Covering approximately 45,000 square meters, the center represents an effort to move beyond traditional crash tests. Here, engineers assess resilience to cyberattacks, the robustness of data protection mechanisms, and even the impact of vehicles and their electronic systems on passenger well-being. These dimensions are unified under what Geely calls “Comprehensive Safety 2.0”—a framework defined by an uncompromising objective: zero fatalities, zero injuries, zero property damage, and zero leakage of personal data.

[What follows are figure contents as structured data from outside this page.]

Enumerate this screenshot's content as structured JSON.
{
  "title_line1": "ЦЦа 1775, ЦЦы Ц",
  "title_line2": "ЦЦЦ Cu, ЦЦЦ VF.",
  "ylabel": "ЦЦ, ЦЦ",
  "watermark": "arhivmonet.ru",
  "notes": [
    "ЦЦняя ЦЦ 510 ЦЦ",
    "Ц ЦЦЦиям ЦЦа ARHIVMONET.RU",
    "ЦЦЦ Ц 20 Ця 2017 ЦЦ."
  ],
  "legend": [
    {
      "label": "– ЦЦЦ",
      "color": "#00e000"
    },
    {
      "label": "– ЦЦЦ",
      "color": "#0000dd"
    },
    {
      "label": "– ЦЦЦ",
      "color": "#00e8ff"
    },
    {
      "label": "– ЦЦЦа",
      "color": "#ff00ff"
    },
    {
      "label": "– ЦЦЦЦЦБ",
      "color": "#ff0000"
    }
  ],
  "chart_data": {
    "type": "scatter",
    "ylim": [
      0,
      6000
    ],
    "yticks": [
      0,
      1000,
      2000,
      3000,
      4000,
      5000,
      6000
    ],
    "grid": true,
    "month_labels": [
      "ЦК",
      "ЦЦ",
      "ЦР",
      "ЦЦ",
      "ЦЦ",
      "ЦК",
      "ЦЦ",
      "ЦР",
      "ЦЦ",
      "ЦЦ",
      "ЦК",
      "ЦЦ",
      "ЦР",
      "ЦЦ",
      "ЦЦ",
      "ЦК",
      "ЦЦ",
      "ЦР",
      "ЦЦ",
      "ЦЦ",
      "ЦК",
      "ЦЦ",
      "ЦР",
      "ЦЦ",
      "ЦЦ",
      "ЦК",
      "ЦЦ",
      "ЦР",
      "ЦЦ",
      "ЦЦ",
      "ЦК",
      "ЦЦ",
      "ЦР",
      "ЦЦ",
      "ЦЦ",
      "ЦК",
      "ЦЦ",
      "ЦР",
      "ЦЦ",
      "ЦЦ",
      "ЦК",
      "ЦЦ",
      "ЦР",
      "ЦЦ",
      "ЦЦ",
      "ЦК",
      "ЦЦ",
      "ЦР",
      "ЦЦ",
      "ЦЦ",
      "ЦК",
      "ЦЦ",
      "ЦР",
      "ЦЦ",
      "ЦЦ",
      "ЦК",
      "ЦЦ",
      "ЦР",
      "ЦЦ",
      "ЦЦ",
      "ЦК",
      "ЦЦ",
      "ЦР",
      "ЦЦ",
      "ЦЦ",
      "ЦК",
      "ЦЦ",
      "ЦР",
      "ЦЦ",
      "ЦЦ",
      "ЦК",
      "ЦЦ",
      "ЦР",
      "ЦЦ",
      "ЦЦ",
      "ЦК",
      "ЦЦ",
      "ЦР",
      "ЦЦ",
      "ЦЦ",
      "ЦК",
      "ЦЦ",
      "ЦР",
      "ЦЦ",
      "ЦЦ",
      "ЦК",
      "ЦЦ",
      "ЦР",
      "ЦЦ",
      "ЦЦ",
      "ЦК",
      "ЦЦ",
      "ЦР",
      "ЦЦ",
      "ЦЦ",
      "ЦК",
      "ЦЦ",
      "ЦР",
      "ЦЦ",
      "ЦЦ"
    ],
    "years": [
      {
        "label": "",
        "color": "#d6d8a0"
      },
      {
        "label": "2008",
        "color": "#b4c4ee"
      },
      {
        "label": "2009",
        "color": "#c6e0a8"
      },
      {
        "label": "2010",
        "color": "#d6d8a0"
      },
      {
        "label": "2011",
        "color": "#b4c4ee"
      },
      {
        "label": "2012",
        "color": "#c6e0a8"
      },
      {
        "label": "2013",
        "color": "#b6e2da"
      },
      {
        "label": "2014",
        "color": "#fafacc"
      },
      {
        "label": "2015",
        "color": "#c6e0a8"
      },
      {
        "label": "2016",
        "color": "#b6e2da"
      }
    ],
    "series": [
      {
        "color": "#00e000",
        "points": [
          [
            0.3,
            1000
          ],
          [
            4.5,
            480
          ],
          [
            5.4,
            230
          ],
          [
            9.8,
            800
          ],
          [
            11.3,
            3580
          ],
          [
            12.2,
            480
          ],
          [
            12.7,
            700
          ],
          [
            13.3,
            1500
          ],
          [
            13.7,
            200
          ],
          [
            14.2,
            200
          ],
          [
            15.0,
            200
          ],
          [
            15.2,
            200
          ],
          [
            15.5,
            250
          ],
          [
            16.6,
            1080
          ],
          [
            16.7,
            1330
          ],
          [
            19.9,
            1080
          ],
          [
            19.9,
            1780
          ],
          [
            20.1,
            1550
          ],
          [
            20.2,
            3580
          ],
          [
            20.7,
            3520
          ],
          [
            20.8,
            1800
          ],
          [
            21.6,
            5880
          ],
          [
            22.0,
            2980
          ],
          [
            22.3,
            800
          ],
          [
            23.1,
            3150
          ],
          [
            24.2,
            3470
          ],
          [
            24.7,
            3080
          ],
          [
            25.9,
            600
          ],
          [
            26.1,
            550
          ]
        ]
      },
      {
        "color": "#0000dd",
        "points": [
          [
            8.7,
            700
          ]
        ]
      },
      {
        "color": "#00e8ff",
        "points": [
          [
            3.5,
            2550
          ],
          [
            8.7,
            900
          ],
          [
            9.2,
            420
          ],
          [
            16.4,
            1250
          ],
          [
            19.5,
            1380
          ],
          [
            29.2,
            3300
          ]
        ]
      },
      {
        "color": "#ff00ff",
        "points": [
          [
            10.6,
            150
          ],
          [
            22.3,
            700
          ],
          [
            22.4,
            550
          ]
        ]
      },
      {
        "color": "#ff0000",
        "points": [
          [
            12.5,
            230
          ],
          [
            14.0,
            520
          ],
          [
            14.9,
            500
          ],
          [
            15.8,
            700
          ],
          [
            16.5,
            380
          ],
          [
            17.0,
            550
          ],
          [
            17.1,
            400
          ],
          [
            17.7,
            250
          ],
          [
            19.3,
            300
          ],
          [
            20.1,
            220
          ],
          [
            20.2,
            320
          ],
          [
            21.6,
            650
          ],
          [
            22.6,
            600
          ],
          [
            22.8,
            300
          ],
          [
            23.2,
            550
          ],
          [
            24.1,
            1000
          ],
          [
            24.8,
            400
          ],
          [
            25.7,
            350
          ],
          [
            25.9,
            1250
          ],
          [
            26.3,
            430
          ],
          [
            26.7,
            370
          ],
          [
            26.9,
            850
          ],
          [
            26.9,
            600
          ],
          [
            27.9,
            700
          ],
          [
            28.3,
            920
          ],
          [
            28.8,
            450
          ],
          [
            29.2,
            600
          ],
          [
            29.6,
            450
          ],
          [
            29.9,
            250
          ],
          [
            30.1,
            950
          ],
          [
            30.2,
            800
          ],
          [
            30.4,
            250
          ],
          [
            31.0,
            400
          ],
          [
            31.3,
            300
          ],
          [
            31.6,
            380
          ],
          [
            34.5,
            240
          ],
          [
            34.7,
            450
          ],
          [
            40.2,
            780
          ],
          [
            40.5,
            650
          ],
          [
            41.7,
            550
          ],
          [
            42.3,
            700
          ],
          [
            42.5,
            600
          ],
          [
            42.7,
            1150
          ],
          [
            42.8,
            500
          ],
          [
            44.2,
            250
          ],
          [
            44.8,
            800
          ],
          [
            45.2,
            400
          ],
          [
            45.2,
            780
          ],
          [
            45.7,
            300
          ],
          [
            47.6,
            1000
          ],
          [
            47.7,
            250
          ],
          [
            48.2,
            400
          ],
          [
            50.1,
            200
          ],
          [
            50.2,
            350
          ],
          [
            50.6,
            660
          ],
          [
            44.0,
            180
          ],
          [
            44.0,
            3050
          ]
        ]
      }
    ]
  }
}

To illustrate the facility’s capabilities, the company staged a public collision between two Lynk & Co 900 crossovers. Behind this dramatic demonstration lies a far more methodical infrastructure: laboratories for modeling and validating driver-assistance systems, zones dedicated to pedestrian protection assessments, and specialized areas where onboard networks and the resilience of automotive IT systems to unauthorized access are rigorously tested.
In terms of scale, the project was clearly conceived with room to spare. Geely claims the site constitutes the world’s largest automotive safety complex, with an indoor crash-test track reputed to be the longest of its kind. Complementing this is an adjustable wind tunnel capable of simulating varied climatic conditions, along with a universal impact zone that allows collisions to be reproduced at virtually any angle.
As Chinese automakers expand aggressively beyond their domestic market, heightened scrutiny from foreign regulators has followed. At home, oversight has also intensified: high-profile incidents and tighter standards have sharpened consumer focus on safety, while supervisory bodies have begun responding more swiftly to identified risks.
This year, regulatory scrutiny of electric vehicles and hybrids has grown markedly, particularly with regard to software. Authorities have intervened more frequently and initiated recalls when issues are discovered. In September, Xiaomi addressed a vulnerability in its driver-assistance system via an over-the-air update following a regulatory review. BYD faced more extensive measures, announcing a recall of more than 200,000 vehicles—including several thousand plug-in hybrid SUVs—due to defects deemed safety-related. Such precedents underscore how testing regimes and quality control in automotive safety are becoming a central priority for both manufacturers and government regulators alike.